According to an earlier report by The Inquisitr, Elizabeth Smart-Gilmour was kidnapped at the age of 14 in 2002. She was reportedly kidnapped at knifepoint from her Salt Lake City home and held captive and was sexually assaulted over a period of nine months. During the Sioux Falls conference, she credited the police, heath care, and social workers for her return home:
“Everything you’re doing makes a difference,” said Smart. “People like you brought me back.”
While she gave credit where credit was due, Smart continued on to say that in order to further the battle against human trafficking, people need to recognize that it is a major problem:
“What is human trafficking? That is slavery. Children being sold and traded for sex or whatever, that’s slavery and it’s everywhere whether you accept it or not,” Smart said.

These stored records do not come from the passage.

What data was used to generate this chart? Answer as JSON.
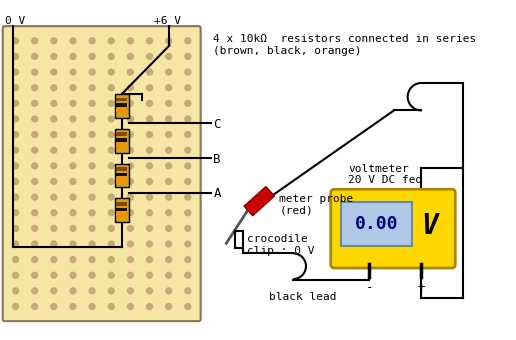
{
  "breadboard_color": "#F5E6A3",
  "breadboard_edge": "#8B7355",
  "dot_color": "#C8A87A",
  "resistor_body": "#D4A017",
  "band_brown": "#8B4513",
  "band_black": "#111111",
  "band_orange": "#FF8C00",
  "voltmeter_fill": "#FFD700",
  "voltmeter_edge": "#AA8800",
  "display_fill": "#B0C8E8",
  "display_text": "0.00",
  "display_text_color": "#000080",
  "probe_red": "#CC0000",
  "probe_gray": "#555555",
  "wire_color": "#000000",
  "label_0V": "0 V",
  "label_6V": "+6 V",
  "label_A": "A",
  "label_B": "B",
  "label_C": "C",
  "annotation": "4 x 10kΩ  resistors connected in series\n(brown, black, orange)",
  "meter_probe_label": "meter probe\n(red)",
  "voltmeter_label": "voltmeter\n20 V DC fed",
  "crocodile_label": "crocodile\nclip : 0 V",
  "black_lead_label": "black lead",
  "V_label": "V"
}
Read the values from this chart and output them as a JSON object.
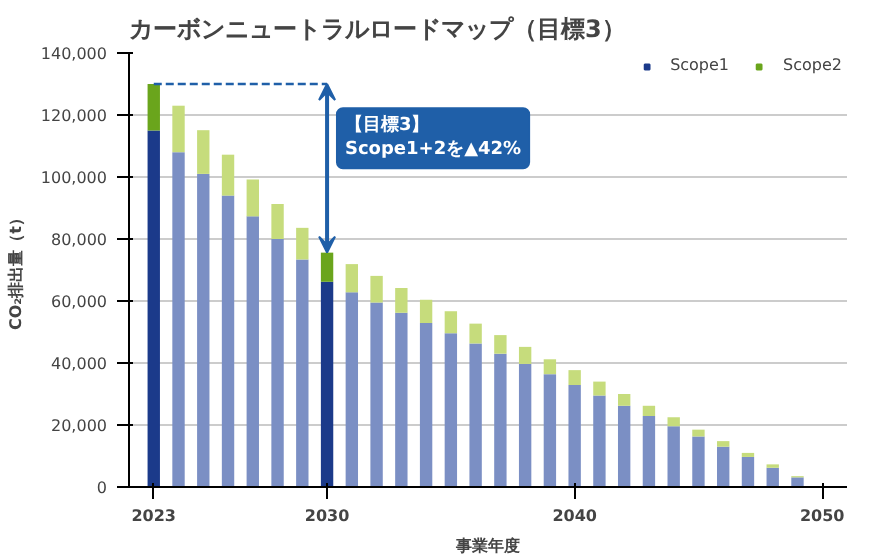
{
  "chart_data": {
    "type": "bar",
    "title": "カーボンニュートラルロードマップ（目標3）",
    "xlabel": "事業年度",
    "ylabel": "CO₂排出量（t）",
    "x": [
      2023,
      2024,
      2025,
      2026,
      2027,
      2028,
      2029,
      2030,
      2031,
      2032,
      2033,
      2034,
      2035,
      2036,
      2037,
      2038,
      2039,
      2040,
      2041,
      2042,
      2043,
      2044,
      2045,
      2046,
      2047,
      2048,
      2049
    ],
    "stacked": true,
    "series": [
      {
        "name": "Scope1",
        "color": "#1b3a8a",
        "colors": [
          "#1b3a8a",
          "#7b8fc4",
          "#7b8fc4",
          "#7b8fc4",
          "#7b8fc4",
          "#7b8fc4",
          "#7b8fc4",
          "#1b3a8a",
          "#7b8fc4",
          "#7b8fc4",
          "#7b8fc4",
          "#7b8fc4",
          "#7b8fc4",
          "#7b8fc4",
          "#7b8fc4",
          "#7b8fc4",
          "#7b8fc4",
          "#7b8fc4",
          "#7b8fc4",
          "#7b8fc4",
          "#7b8fc4",
          "#7b8fc4",
          "#7b8fc4",
          "#7b8fc4",
          "#7b8fc4",
          "#7b8fc4",
          "#7b8fc4"
        ],
        "values": [
          115000,
          108000,
          101000,
          94000,
          87300,
          80000,
          73400,
          66200,
          62800,
          59500,
          56200,
          52900,
          49600,
          46300,
          43000,
          39700,
          36400,
          32900,
          29500,
          26200,
          22900,
          19600,
          16300,
          13000,
          9700,
          6200,
          3100
        ]
      },
      {
        "name": "Scope2",
        "color": "#6aa51c",
        "colors": [
          "#6aa51c",
          "#c6dc7c",
          "#c6dc7c",
          "#c6dc7c",
          "#c6dc7c",
          "#c6dc7c",
          "#c6dc7c",
          "#6aa51c",
          "#c6dc7c",
          "#c6dc7c",
          "#c6dc7c",
          "#c6dc7c",
          "#c6dc7c",
          "#c6dc7c",
          "#c6dc7c",
          "#c6dc7c",
          "#c6dc7c",
          "#c6dc7c",
          "#c6dc7c",
          "#c6dc7c",
          "#c6dc7c",
          "#c6dc7c",
          "#c6dc7c",
          "#c6dc7c",
          "#c6dc7c",
          "#c6dc7c",
          "#c6dc7c"
        ],
        "values": [
          15000,
          15000,
          14100,
          13200,
          11900,
          11300,
          10200,
          9400,
          9100,
          8600,
          8000,
          7500,
          7100,
          6400,
          6000,
          5500,
          4800,
          4800,
          4500,
          3800,
          3300,
          2900,
          2200,
          1800,
          1300,
          1100,
          400
        ]
      },
      {
        "type": "line",
        "x": [
          2023,
          2030
        ],
        "values": [
          130000,
          130000
        ],
        "color": "#1f5fa8",
        "line_style": "dashed"
      }
    ],
    "xlim": [
      2022,
      2051
    ],
    "xticks": [
      2023,
      2030,
      2040,
      2050
    ],
    "ylim": [
      0,
      140000
    ],
    "yticks": [
      0,
      {
        "value": 20000,
        "label": "20,000"
      },
      {
        "value": 40000,
        "label": "40,000"
      },
      {
        "value": 60000,
        "label": "60,000"
      },
      {
        "value": 80000,
        "label": "80,000"
      },
      {
        "value": 100000,
        "label": "100,000"
      },
      {
        "value": 120000,
        "label": "120,000"
      },
      {
        "value": 140000,
        "label": "140,000"
      }
    ],
    "grid": "y",
    "legend": "top right",
    "annotations": [
      "【目標3】\nScope1+2を▲42%"
    ]
  }
}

Keloland TV noted that while human trafficking may still be grey area for some, there have been some major improvements in the services and advocacy groups for abduction and human trafficking survivors since Smart’s abduction. Smart also recognized this by saying that she is grateful that there are “so many people who are willing to listen” and who want to help make a difference.
The report continued on to say that Smart has seen the change in services since her kidnapping experience and that she “applauds the efforts of the Dakotas” for making an effort to help other victims in every step of their recovery:
“Once they’re rescued, it’s kind of like out of mind, out of sight. So, giving that extra care and making sure their needs are met, that they have a way to settle back into society, that’s huge.”

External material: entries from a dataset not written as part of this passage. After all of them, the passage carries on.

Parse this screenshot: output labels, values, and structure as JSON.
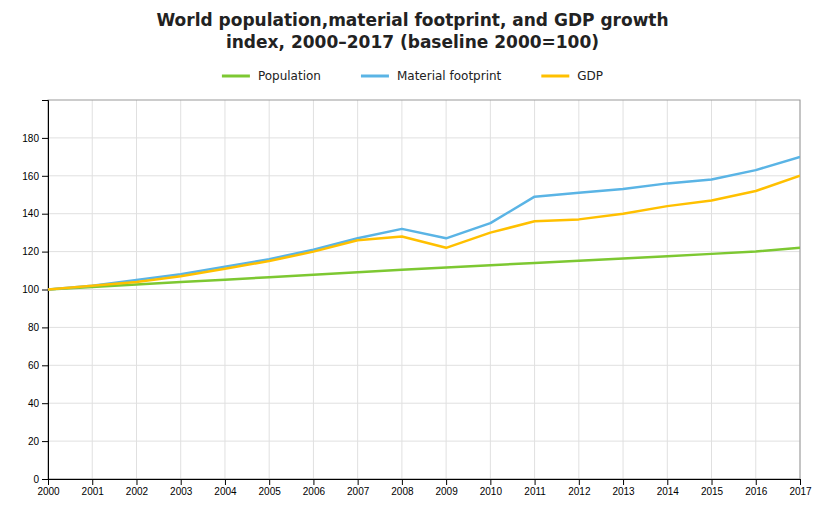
{
  "chart_data": {
    "type": "line",
    "title": "World population,material footprint, and GDP growth",
    "subtitle": "index, 2000–2017 (baseline 2000=100)",
    "x": [
      2000,
      2001,
      2002,
      2003,
      2004,
      2005,
      2006,
      2007,
      2008,
      2009,
      2010,
      2011,
      2012,
      2013,
      2014,
      2015,
      2016,
      2017
    ],
    "series": [
      {
        "name": "Population",
        "color": "#7dc832",
        "values": [
          100,
          101.3,
          102.6,
          103.9,
          105.2,
          106.5,
          107.8,
          109.1,
          110.4,
          111.6,
          112.8,
          114.0,
          115.2,
          116.4,
          117.6,
          118.8,
          120.1,
          122.0
        ]
      },
      {
        "name": "Material footprint",
        "color": "#5ab4e5",
        "values": [
          100,
          102,
          105,
          108,
          112,
          116,
          121,
          127,
          132,
          127,
          135,
          149,
          151,
          153,
          156,
          158,
          163,
          170
        ]
      },
      {
        "name": "GDP",
        "color": "#ffc000",
        "values": [
          100,
          102,
          104,
          107,
          111,
          115,
          120,
          126,
          128,
          122,
          130,
          136,
          137,
          140,
          144,
          147,
          152,
          160
        ]
      }
    ],
    "xlim": [
      2000,
      2017
    ],
    "xticks": [
      2000,
      2001,
      2002,
      2003,
      2004,
      2005,
      2006,
      2007,
      2008,
      2009,
      2010,
      2011,
      2012,
      2013,
      2014,
      2015,
      2016,
      2017
    ],
    "ylim": [
      0,
      200
    ],
    "yticks": [
      0,
      20,
      40,
      60,
      80,
      100,
      120,
      140,
      160,
      180
    ],
    "grid": true,
    "legend": "top"
  }
}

Near the end of Smart’s address at the Sioux Falls conference, she made a statement that many officials say is a sign for hope: “I certainly consider myself a survivor. I do not think of myself as a victim.”
Elizabeth Smart added that she knows many don’t understand the full extent of human trafficking, and that it is looked at as a tragic experience for not only the victim, but their friends and family as well. She wants everyone to know that happy endings can and do exist, and with the help of professionals and the community as a whole, more happy endings can become a reality.